Certain media describe this drop as “paradoxical”. The relaxing followed by the official ending of the brutal single child policy dates back several years. However, the factors listed to explain the low level of fertility are jointly cultural, social and economic, and cannot be countered by mere incitation by the public authorities. Rise in the cost of living, inadequate housing, habit of small families, pregnancies deferred to a later date, more women taking higher education, but also a reduction in the desire to raise children according to surveys of young Chinese. He Yafu, a Chinese demographer, noted in an article in Le Monde “The reduction in the number of women of childbearing age, has reduced by 5 million per year between 2016 and 2021“. The aging of the population is a self-sustaining phenomenon.

Birth rate in France

In France, where the current debate on the pensions system has a demographic aspect, the Budget Minister recently stated in the press that “birth rate support is not at all a taboo subject for the government.”

But more than a birth rate policy, the stake is a culture where the welcoming of a child, from the very outset of pregnancy, is sustained and valued. This is a challenge in many nations, quite apart from the Chinese case.

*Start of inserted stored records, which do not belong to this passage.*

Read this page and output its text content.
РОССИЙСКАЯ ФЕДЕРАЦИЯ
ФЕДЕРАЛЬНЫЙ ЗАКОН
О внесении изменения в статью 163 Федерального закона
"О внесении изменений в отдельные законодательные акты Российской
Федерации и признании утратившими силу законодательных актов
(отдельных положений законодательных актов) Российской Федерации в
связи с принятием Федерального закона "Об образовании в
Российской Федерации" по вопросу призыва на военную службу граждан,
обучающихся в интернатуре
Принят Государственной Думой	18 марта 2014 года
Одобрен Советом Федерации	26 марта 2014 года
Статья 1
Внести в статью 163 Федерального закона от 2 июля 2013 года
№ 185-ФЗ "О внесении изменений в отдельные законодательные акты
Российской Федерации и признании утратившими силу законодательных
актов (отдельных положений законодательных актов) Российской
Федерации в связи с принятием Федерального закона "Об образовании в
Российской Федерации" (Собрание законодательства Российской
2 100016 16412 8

The policy of the single child in China and its consequences

The policy of the single child, introduced by Deng Xiaoping in 1980, was relaxed in 2013, with no resulting increase in the rate of births: of the 11 million couples potentially concerned by this reform, a mere 620,000 asked for such authorisation. In 2015, the plenum of the Central Committee announced that all couples would be authorised to have two children from 1st January 2016. The Chinese approach therefore remained particularly administrative and coercive. The Chinese Health Minister established a report on the results of tens of years of control, estimating the number of abortions at 281 million between 1980 and 2010. A forced sterilisation policy had also been implemented.

The impact of this demographic policy has had deep repercussions. The official announcement underlines the economic angle. In 2010, two active adults shared the burden of one economically dependent person (child or pensioner). Current projections show that in 2050, China will have some 250 million active workers less and each active worker will have to bear the burden of nearly one economically dependent person. A book published in 2017 by Isabelle Attane, a research worker at INED (French National Institute for Demographic Studies), already identified the risk in China of “becoming old before becoming rich.”

But the birth limitation policy also had many social effects, such as the imbalance of the Man/Woman ratio with 107 men for 100 women in 2015, whilst in France there are 92. This imbalance has detrimental effects in itself, such as the trafficking of women.

The first reactions in the media and the social networks seemed to indicate that this new voluntarist directive by the Chinese authorities would not necessarily achieve results. Many factors are listed: the absence of support for mothers, the cost of housing and education, the difficulty in trying to reconcile family and professional obligations for women, the reduction in marriages, the mentality inculcated by decades of birth limitation policies etc. An article in the New York Times mentioned the results of an on-line poll by the Xinhua agency on the question “Are you ready for the 3-child policy?”. Of the 22,000 replies, 20,000 chose the answer “I do not envisage it”. It does not appear that a new “baby boom” is likely in that context.

It is particularly astonishing to note the virtual absence of any international criticism of the coercive and highly liberticidal Chinese policy. The Chinese State has intervened excessively for decades in the private and intimate lives of the Chinese people, with no reaction by the international organisations responsible for human rights.